Belgian politician (born 1967)

Nicole Nketo Bomele (born 29 June 1967) is a Belgian politician who serves as a member of the Parliament of the Brussels-Capital Region.

== Biography ==
Nicole Nketo Bomele was born in Kinshasa, Congo on 29 June 1967. At age nine, Bomele and her family moved to Belgium. In 1991, Bomele graduated from Universite catholique de Louvain with a degree in public and international relations. After university, she worked as a diplomat at the Congolese Embassy in Madrid, Spain. She returned to Congo several years later and became a television journalist in Kinshasa. In 1998, Bomele returned to international relations, serving in the Congolese Ministry of Foreign Affairs and that same year, she became a diplomat for the Congolese Embassy in Brazzaville, Congo.

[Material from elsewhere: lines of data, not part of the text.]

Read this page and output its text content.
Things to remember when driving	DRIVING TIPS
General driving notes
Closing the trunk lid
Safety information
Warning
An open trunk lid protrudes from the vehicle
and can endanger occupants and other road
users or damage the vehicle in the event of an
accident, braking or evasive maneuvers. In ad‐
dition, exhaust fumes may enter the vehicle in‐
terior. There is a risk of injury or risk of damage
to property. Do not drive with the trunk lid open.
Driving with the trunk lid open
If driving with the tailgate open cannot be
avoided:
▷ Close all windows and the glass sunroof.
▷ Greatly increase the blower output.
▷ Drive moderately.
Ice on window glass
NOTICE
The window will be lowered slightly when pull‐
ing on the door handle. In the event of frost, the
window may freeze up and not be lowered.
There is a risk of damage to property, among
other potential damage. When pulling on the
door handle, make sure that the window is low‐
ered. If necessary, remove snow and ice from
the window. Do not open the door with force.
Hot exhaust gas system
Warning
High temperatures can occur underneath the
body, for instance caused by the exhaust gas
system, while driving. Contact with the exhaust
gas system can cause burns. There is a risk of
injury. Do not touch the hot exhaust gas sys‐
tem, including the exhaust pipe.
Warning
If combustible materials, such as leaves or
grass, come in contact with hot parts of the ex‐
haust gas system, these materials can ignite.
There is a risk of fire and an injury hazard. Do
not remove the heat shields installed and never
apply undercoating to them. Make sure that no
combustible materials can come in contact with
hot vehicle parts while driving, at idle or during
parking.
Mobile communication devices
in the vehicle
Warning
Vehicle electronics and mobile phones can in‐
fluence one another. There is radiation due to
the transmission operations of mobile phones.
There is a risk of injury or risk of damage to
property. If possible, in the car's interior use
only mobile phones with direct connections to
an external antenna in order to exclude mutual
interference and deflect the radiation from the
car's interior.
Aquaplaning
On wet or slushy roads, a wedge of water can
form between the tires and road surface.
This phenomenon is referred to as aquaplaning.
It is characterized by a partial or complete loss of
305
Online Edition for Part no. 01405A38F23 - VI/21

In 2003, Bomele returned to Belgium, where she volunteered for six years for several associations and organizations. In 2009, Bomele founded Anderlecht en couleurs, a multiracial non-profit youth organization. She originated the local association and its youth festival called “Anderlecht in colors.”

Since 2006, Bomele has served as a Community Councilor in Anderlecht. Originally elected as a member of the Humanist Democratic Centre party (called cdH), she changed parties to the Parti socialiste, and later ran as a member of the Démocrate fédéraliste indépendant (DéFI) in the 2018 Belgian local elections. In the 2019 Belgian regional elections, Bomele was elected as a member of the Brussels-Capital Region Parliament when the mayor of Schaerbeek, Bernard Clerfayt, decided not to take his seat.

In April 2024, Bomele, who was seen as a "strong candidate with widespread support," withdrew from the regional DéFI list surprising Brussels politicians, raising speculation about her reasons for stepping down and any implications for future electoral prospects for DéFI.